The World Health Organization on Friday approved two new COVID-19 treatments, increasing its arsenal of vaccines as well as tools to prevent serious illness and virus deaths. The news comes as Omicron cases fill hospitals around the world, with the WHO estimating that half of Europe will be infected by March.
In their recommendation in the British medical journal BMJ, WHO experts said the arthritis drug baricitinib, used with corticosteroids to treat severe or severe COVID patients, improved survival rates and reduced the need for ventilators. Went.
Experts also recommended the synthetic antibody treatment sotrovimab for people with non-severe COVID-19 at highest risk of hospitalization, such as the elderly, people with immunodeficiencies or chronic diseases such as diabetes.

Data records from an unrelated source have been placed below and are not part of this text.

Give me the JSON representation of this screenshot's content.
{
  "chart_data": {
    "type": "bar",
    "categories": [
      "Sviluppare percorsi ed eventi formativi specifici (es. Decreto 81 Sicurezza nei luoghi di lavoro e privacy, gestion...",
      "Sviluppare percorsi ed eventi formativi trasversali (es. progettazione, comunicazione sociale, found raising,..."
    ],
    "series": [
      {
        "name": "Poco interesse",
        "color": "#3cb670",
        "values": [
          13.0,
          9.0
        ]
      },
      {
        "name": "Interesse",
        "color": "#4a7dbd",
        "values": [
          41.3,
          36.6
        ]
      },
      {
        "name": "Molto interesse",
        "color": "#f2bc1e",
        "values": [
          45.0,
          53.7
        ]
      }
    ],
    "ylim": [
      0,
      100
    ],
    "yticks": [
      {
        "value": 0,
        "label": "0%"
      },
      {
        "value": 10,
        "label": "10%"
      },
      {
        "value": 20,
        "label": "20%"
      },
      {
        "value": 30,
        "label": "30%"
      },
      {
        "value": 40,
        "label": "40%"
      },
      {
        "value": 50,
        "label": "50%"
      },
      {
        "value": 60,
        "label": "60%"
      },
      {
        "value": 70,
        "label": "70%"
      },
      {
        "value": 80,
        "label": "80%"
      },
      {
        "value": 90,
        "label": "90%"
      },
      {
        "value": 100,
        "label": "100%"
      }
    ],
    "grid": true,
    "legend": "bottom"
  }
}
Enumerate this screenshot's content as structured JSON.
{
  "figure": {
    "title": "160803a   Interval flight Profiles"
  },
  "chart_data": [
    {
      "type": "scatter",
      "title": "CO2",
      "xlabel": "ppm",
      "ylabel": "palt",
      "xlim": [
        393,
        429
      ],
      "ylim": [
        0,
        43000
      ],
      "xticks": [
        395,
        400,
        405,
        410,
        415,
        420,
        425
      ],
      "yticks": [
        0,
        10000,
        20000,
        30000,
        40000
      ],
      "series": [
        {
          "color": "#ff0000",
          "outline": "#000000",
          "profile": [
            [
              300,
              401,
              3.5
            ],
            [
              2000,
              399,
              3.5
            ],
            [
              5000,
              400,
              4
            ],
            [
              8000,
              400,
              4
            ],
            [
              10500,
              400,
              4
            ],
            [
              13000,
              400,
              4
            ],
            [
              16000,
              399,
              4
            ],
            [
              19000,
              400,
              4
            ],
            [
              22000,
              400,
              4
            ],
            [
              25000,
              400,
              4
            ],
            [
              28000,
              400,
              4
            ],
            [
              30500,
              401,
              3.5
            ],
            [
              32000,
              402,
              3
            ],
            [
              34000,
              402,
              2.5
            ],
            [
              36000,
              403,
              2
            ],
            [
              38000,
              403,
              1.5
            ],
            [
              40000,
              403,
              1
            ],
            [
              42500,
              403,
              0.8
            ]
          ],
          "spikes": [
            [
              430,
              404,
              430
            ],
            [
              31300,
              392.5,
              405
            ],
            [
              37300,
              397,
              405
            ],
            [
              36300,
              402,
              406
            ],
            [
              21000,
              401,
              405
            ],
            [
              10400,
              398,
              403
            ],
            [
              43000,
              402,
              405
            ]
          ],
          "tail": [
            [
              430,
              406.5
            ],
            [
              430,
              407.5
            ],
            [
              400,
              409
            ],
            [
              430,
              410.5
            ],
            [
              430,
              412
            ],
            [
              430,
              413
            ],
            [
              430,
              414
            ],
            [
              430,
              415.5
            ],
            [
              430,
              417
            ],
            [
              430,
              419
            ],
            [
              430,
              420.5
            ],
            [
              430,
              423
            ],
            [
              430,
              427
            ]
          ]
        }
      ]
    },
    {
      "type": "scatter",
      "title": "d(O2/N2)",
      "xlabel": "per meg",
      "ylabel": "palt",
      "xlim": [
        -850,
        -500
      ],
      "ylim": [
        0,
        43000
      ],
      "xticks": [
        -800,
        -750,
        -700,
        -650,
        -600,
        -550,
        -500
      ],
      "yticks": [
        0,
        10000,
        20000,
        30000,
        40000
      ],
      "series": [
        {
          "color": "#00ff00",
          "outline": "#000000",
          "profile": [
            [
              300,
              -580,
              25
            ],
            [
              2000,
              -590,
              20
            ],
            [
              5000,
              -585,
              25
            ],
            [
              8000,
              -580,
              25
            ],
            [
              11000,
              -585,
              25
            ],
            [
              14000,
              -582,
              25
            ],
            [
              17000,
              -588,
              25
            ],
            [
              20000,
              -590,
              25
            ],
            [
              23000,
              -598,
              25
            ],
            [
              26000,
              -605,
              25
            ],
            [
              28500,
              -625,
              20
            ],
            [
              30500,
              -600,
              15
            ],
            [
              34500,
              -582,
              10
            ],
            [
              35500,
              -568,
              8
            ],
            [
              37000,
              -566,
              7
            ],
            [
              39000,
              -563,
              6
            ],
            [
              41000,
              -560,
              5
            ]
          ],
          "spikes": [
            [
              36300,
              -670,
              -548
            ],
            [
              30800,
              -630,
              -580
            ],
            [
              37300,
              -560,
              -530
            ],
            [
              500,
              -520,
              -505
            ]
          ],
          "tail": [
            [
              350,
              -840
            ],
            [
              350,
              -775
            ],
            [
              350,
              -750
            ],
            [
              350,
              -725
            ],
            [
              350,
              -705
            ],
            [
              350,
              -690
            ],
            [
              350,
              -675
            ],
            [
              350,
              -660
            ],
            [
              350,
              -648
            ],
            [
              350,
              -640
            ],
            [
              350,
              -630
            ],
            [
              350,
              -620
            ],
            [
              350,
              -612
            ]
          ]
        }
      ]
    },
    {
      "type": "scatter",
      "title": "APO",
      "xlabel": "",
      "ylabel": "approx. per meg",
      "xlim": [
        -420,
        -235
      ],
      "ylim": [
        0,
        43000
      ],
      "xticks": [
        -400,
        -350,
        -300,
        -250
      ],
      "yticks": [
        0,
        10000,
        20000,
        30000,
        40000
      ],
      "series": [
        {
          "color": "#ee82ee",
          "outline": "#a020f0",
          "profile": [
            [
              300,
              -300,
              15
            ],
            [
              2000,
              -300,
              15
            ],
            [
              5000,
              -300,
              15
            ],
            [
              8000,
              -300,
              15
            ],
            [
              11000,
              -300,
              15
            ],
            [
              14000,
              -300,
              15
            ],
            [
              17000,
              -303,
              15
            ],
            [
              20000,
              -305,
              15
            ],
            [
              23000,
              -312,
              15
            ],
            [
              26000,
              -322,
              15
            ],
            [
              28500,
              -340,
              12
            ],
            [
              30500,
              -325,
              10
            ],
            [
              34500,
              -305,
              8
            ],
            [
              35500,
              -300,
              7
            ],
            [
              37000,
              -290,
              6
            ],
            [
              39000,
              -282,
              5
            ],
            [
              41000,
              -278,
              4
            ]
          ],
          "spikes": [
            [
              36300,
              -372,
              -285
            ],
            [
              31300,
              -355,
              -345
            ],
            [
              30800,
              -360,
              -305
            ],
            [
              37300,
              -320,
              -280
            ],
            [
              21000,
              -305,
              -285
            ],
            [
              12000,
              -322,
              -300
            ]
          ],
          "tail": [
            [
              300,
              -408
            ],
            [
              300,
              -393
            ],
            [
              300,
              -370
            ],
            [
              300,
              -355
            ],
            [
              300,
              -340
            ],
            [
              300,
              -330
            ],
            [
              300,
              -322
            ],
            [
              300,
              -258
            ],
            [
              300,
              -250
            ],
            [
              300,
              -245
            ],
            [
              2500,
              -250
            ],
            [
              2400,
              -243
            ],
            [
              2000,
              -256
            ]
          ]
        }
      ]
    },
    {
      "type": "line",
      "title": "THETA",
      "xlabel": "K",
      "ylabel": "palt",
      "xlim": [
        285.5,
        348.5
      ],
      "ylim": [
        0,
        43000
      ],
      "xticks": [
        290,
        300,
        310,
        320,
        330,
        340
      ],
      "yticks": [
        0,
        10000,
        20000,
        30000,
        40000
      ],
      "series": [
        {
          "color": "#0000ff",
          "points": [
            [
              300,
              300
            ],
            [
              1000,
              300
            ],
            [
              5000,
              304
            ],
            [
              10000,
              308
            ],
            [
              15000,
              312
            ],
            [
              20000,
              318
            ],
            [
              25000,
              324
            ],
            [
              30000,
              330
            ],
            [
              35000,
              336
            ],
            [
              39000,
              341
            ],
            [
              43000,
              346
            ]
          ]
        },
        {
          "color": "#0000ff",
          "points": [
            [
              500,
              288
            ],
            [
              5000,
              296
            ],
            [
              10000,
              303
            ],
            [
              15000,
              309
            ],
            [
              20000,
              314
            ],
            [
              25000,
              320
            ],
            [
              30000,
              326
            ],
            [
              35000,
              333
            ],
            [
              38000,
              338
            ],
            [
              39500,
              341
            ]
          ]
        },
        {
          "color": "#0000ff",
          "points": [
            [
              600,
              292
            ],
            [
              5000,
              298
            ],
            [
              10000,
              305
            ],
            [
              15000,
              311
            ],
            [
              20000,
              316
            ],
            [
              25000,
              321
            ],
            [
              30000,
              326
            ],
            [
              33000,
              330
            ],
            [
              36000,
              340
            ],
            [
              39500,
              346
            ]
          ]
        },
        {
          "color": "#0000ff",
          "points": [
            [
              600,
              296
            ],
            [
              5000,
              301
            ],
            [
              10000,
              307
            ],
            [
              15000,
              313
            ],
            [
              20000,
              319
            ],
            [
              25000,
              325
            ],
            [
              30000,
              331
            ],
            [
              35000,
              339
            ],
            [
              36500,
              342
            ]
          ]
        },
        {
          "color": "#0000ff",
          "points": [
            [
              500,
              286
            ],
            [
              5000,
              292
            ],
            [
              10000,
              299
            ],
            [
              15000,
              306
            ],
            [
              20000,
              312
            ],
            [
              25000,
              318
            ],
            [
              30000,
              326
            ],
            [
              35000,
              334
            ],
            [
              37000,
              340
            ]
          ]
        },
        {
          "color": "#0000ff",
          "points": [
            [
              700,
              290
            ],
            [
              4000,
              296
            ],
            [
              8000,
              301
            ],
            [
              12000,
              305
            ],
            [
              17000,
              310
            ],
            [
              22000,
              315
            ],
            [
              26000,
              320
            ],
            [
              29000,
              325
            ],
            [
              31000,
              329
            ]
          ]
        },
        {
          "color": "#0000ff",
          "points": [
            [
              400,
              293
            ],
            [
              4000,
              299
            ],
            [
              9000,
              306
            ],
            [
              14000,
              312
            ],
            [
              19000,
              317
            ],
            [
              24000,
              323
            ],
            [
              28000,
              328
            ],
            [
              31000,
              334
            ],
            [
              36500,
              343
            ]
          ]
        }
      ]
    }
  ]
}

The benefits of sotrovimab for those at risk of hospitalization were deemed insignificant and the WHO said its effectiveness against newer variants such as Omicron was “still uncertain”. Only three other treatments for COVID-19 have received WHO approval, starting with corticosteroids for critically ill patients. September 2020.
Corticosteroids are inexpensive and widely available and fight the inflammation that usually occurs in severe cases. The arthritis drugs tocilizumab and serilumab, approved in July by the WHO, are IL-6 inhibitors that suppress a dangerous overreaction of the immune system to the SARS-CoV-2 virus.
Baricitinib is in a different class of medications known as Janus kinase inhibitors, but it falls under the same guidelines as IL-6 inhibitors.
“When both are available, choose one based on issues including cost and the experience of the physician,” the guideline says.
The synthetic antibody treatment Regeneron was approved by the WHO in September and the guidelines say sotrovimab can be used for the same type of patients. WHO’s COVID treatment recommendations are updated regularly based on new data from clinical trials.